Java: Help Assessing a Problem

[AjAlien]

Greetings,

I am not that great with programming so far, although I continue to try, and I have come across a problem figuring out how exactly to tackle this problem.

 

Problem: I have two integer variables - "odd" and "even." I have a user inputted string via scanner that must remove or skip all white spaces. I have to keep track of the location of all non-white space characters, example being an input value of "f oo" being read as "foo" with input value of "f" being "1" and so on. Also, what seems tricky to me the most, is update the "odd" or "even" variable based if the location is odd or even.

 

I'd appreciate the help!

[fringie]

For tracking odd and even numbers you'll need to use the modulus operator (%).

For counting the value of times spaces are in a string see http://stackoverflow.com/questions/275944/java-how-do-i-count-the-number-of-occurrences-of-a-char-in-a-string

For removing whitespace you can either use a Regex (used to match character sequences) or the 'Replace' function. Replace in this case is the better option (because of readability) to use because but I thought I should tell you about Regex's anyways.

stringYouWantToModify = stringYouWantToModify.replace(" ", "");

The first parameter of Replace is the value you want to replace, in this case a space. The second parameter is the value you want to replace it to, in this case nothing. This line of code will remove all spaces from 'stringYouWantToModify'.

 

 

[straight_stewie]

1 hour ago, AjAlien said:

Problem: I have two integer variables - "odd" and "even." I have a user inputted string via scanner that must remove or skip all white spaces. I have to keep track of the location of all non-white space characters, example being an input value of "f oo" being read as "foo" with input value of "f" being "1" and so on. Also, what seems tricky to me the most, is update the "odd" or "even" variable based if the location is odd or even.

So there are a few ways to do this and I think that @fringie really hit the nail on the head. Perhaps the easiest way to do this though is something like the following:
 

• Don't bother removing all the spaces from a string first.
• Simply iterate through the string
• If the character is not a space then do the following, otherwise start over
• Increment a counter
• If the counter is even, then even is equal to that character
• If the counter is odd, then odd is equal to that character

In python it would look like this (think of this like psuedo code):

even = None
odd = None
character_counter = 0

user_string = input("Please enter a string: ")

for user_character in user_string:
	if user_character != space:
    	character_counter += 1
        
        if character_counter % 2 == 0:
        	even = user_character
            
        else:
        	odd = user_character

It's important to note that python allows you to treat a string as a char array. In java you simply have to convert the users string into a character array first or use the "string.chartat()" method.

[System Error Message]

first thing you should do is remove the spaces with a method (there is a string method for this). Java has a core library used to convert one data type to another. It usually is a method like datatype.toInteger() or datatype.tofloat() for example where datatype is the data type like string, char or others. It is very important that you catch the exception incase it is invalid so you can either get the user to correct or do something else you want it to do.
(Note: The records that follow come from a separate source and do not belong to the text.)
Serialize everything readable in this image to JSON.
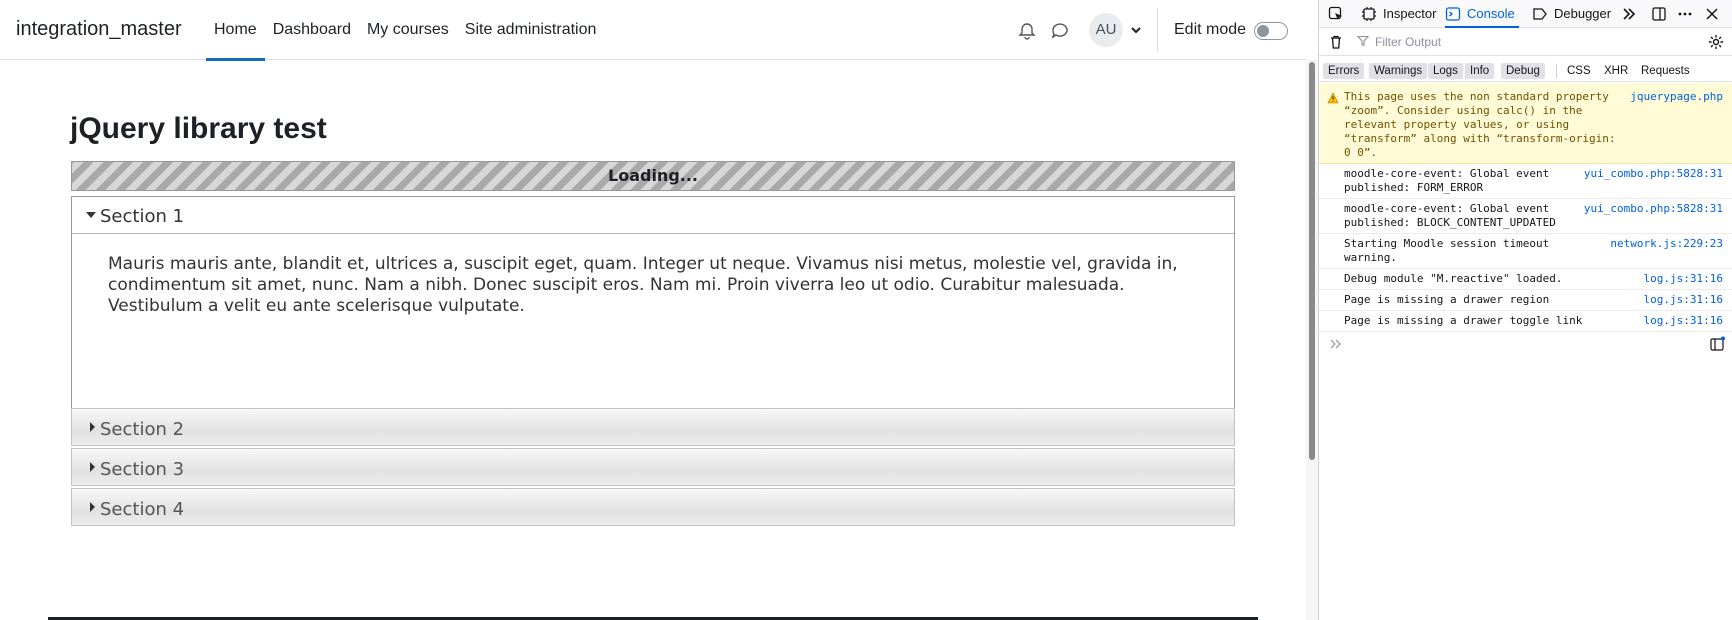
{
  "site": {
    "brand": "integration_master",
    "nav": [
      {
        "label": "Home",
        "active": true
      },
      {
        "label": "Dashboard",
        "active": false
      },
      {
        "label": "My courses",
        "active": false
      },
      {
        "label": "Site administration",
        "active": false
      }
    ],
    "user_initials": "AU",
    "edit_mode_label": "Edit mode",
    "edit_mode_on": false
  },
  "main": {
    "title": "jQuery library test",
    "loading_text": "Loading...",
    "sections": [
      {
        "label": "Section 1",
        "expanded": true,
        "body": "Mauris mauris ante, blandit et, ultrices a, suscipit eget, quam. Integer ut neque. Vivamus nisi metus, molestie vel, gravida in, condimentum sit amet, nunc. Nam a nibh. Donec suscipit eros. Nam mi. Proin viverra leo ut odio. Curabitur malesuada. Vestibulum a velit eu ante scelerisque vulputate."
      },
      {
        "label": "Section 2",
        "expanded": false
      },
      {
        "label": "Section 3",
        "expanded": false
      },
      {
        "label": "Section 4",
        "expanded": false
      }
    ]
  },
  "devtools": {
    "tabs": [
      "Inspector",
      "Console",
      "Debugger"
    ],
    "active_tab": "Console",
    "filter_placeholder": "Filter Output",
    "levels": [
      {
        "label": "Errors",
        "on": true
      },
      {
        "label": "Warnings",
        "on": true
      },
      {
        "label": "Logs",
        "on": true
      },
      {
        "label": "Info",
        "on": true
      },
      {
        "label": "Debug",
        "on": true
      },
      {
        "label": "CSS",
        "on": false
      },
      {
        "label": "XHR",
        "on": false
      },
      {
        "label": "Requests",
        "on": false
      }
    ],
    "messages": [
      {
        "type": "warning",
        "text": "This page uses the non standard property\n“zoom”. Consider using calc() in the\nrelevant property values, or using\n“transform” along with “transform-origin:\n0 0”.",
        "source": "jquerypage.php"
      },
      {
        "type": "log",
        "text": "moodle-core-event: Global event\npublished: FORM_ERROR",
        "source": "yui_combo.php:5828:31"
      },
      {
        "type": "log",
        "text": "moodle-core-event: Global event\npublished: BLOCK_CONTENT_UPDATED",
        "source": "yui_combo.php:5828:31"
      },
      {
        "type": "log",
        "text": "Starting Moodle session timeout\nwarning.",
        "source": "network.js:229:23"
      },
      {
        "type": "log",
        "text": "Debug module \"M.reactive\" loaded.",
        "source": "log.js:31:16"
      },
      {
        "type": "log",
        "text": "Page is missing a drawer region",
        "source": "log.js:31:16"
      },
      {
        "type": "log",
        "text": "Page is missing a drawer toggle link",
        "source": "log.js:31:16"
      }
    ],
    "icons": [
      "pick-element-icon",
      "inspector-icon",
      "console-icon",
      "debugger-icon",
      "more-tabs-icon",
      "dock-icon",
      "menu-icon",
      "close-icon",
      "trash-icon",
      "filter-icon",
      "settings-icon",
      "prompt-icon",
      "split-console-icon"
    ],
    "accent": "#0061e0",
    "warning_bg": "#fffbd6"
  },
  "colors": {
    "moodle_accent": "#0f6cbf",
    "text": "#1d2125"
  }
}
You can convert one data type to another as long as there is some compatibility. Than just do a modulo (%) with 2 and if its 1 it is odd and if it is 0 its even.

 

Also java's own documentation is somewhat tolerable compared to C++ so its worth going through it and seeing what the string class offers.

[vorticalbox]

11 hours ago, straight_stewie said:

So there are a few ways to do this and I think that @fringie really hit the nail on the head. Perhaps the easiest way to do this though is something like the following:
 

• Don't bother removing all the spaces from a string first.
• Simply iterate through the string
• If the character is not a space then do the following, otherwise start over
• Increment a counter
• If the counter is even, then even is equal to that character
• If the counter is odd, then odd is equal to that character

In python it would look like this (think of this like psuedo code):

even = None
odd = None
character_counter = 0

user_string = input("Please enter a string: ")

for user_character in user_string:
	if user_character != space:
    	character_counter += 1
        
        if character_counter % 2 == 0:
        	even = user_character
            
        else:
        	odd = user_character

It's important to note that python allows you to treat a string as a char array. In java you simply have to convert the users string into a character array first or use the "string.chartat()" method.

problem with this code is that it doesn't keep track of the location of the whitespace as requested. For that I would loop range(len(user_string)) then store the number in a array.